Si allontanò seguita dal rumore delle rotelle della sua valigia contro il pavimento in legno e sparì dietro la porta accanto alla mia stanza.

Passai la serata a domandarmi perché l'avessi fatto, quale parte di me aveva ceduto ed accettato di partire per quel folle viaggio con Alex? Mi stavo facendo del male restandole vicino.

Stavo pensando a questo quando sentì dei rumori in corridoio, ma evitai di prestarci attenzione e tornai ad immergermi nei miei pensieri.

Lei aveva bisogno di qualcuno che la sorreggesse, ma forse io non ero in grado di portare due pesi sulle spalle. Non solo dovevo reggere il mio dolore, ma anche il suo.
Alex non si sarebbe permessa di crollare, ma nemmeno io potevo permettermelo.

Tornai a sentire quei rumori, così aprì la porta per controllare e vidi Alex camminare nervosamente dal fondo del corridoio alle scale e ripercorrere il tragitto.
I capelli le ricadevano sulle spalle, si stava mordendo l'unghia del pollice, indossava una semplice maglietta beige, lunga e stretta.

-Alex stai bene?- Domandai accostandomi a lei. La corvina annuì senza alzare lo sguardo e continuò a camminare non curante della mia presenza.

-Alex credo tu debba riposare. Domani.. domani sarà una giornata faticosa.- Scelsi accuratamente ogni parola per non ferire il suo orgoglio. Sono sicura che lei pensasse davvero di stare bene, ma ai miei occhi appariva piccola e bisognosa, come ogni essere umano durante specifici momenti della sua vita.

-Adesso ti accompagno nella tua stanza.-L'afferrai per un braccio e camminai accanto a lei, rassicurandola che sarebbe andato tutto bene, che lei era forte e sarebbe stata in grado di affrontare qualsiasi situazione le si sarebbe presentata.
Mentre le parlavo improvvisamente Alex fu mossa da uno scatto subitaneo e le sue mani furono subito sul mio corpo, la sua lingua dentro la mia bocca.
Mi spinse contro il muro, mi afferrò con forza per i fianchi e mi attirò a se. Non realizzai cosa stava succedendo, mi sembrava quasi impossibile. Provai a chiudere gli occhi, ma quando gli riaprì Alex era ancora contro di me e la sua lingua roteava attorno alla mia.

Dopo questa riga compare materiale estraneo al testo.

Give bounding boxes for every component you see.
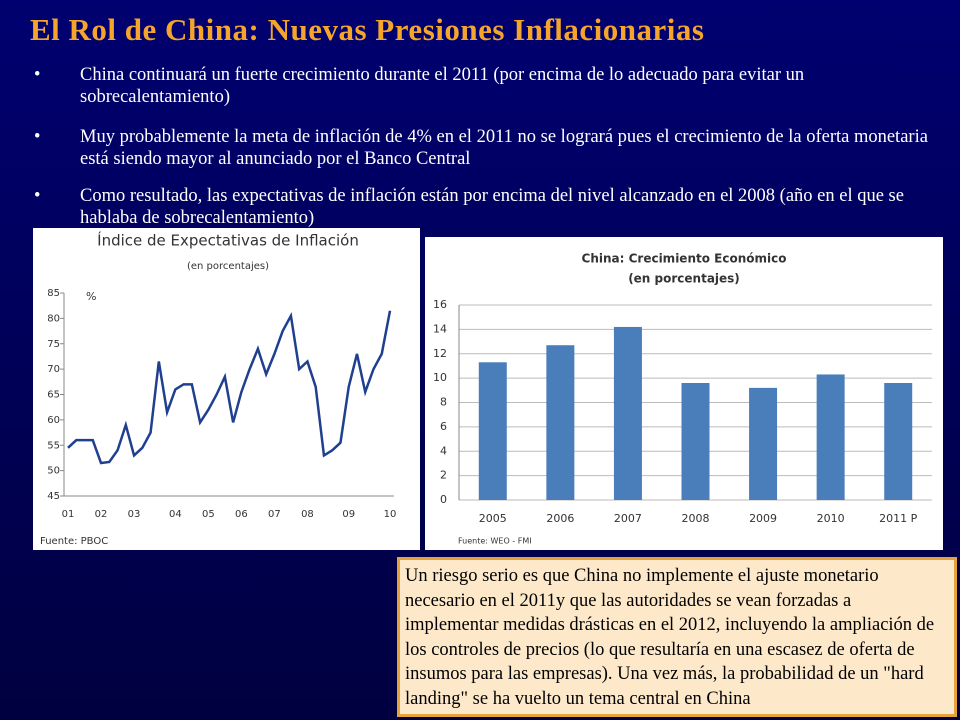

-Alex.. Alex no!- L'allontanai con una spinta. Il mio corpo era tutto un fremito, dovetti respirare profondamente per riprendere il controllo di me. Il suo sguardo si confondeva di un giallo vivido, lei stessa si vergognava per ciò che era appena successo.

-Mi dispiace. Io non volevo.- Agitò le mani tremanti e poi le unì dietro la schiena per nascondere il suo moto nervoso.

-Lascia perdere. Non importa.- Deglutì e buttai giù anche il sapore amaro che mi era rimasto dopo quel bacio meraviglioso -Andiamo.- Allungai la mano, i suoi occhi guizzarono sul mio palmo teso verso di lei, mi guardò confusamente.

-Non posso darti quello di cui hai bisogno, ma se vuoi puoi dormire con me stanotte.- Sospirai e cercai di calmare lo spirito bollente acceso in me.
Alex restò in silenzio per qualche secondo, fece un passo verso la porta di camera sua, ma per chissà quali ragioni ignote tornò indietro e strinse timidamente la mia mano.

Camminammo silenziosamente verso la mia stanza. Perché il suo lato debole non poteva uscire più spesso?
Ci distendemmo sul materasso, io l'attirai a me e lei si strinse a me.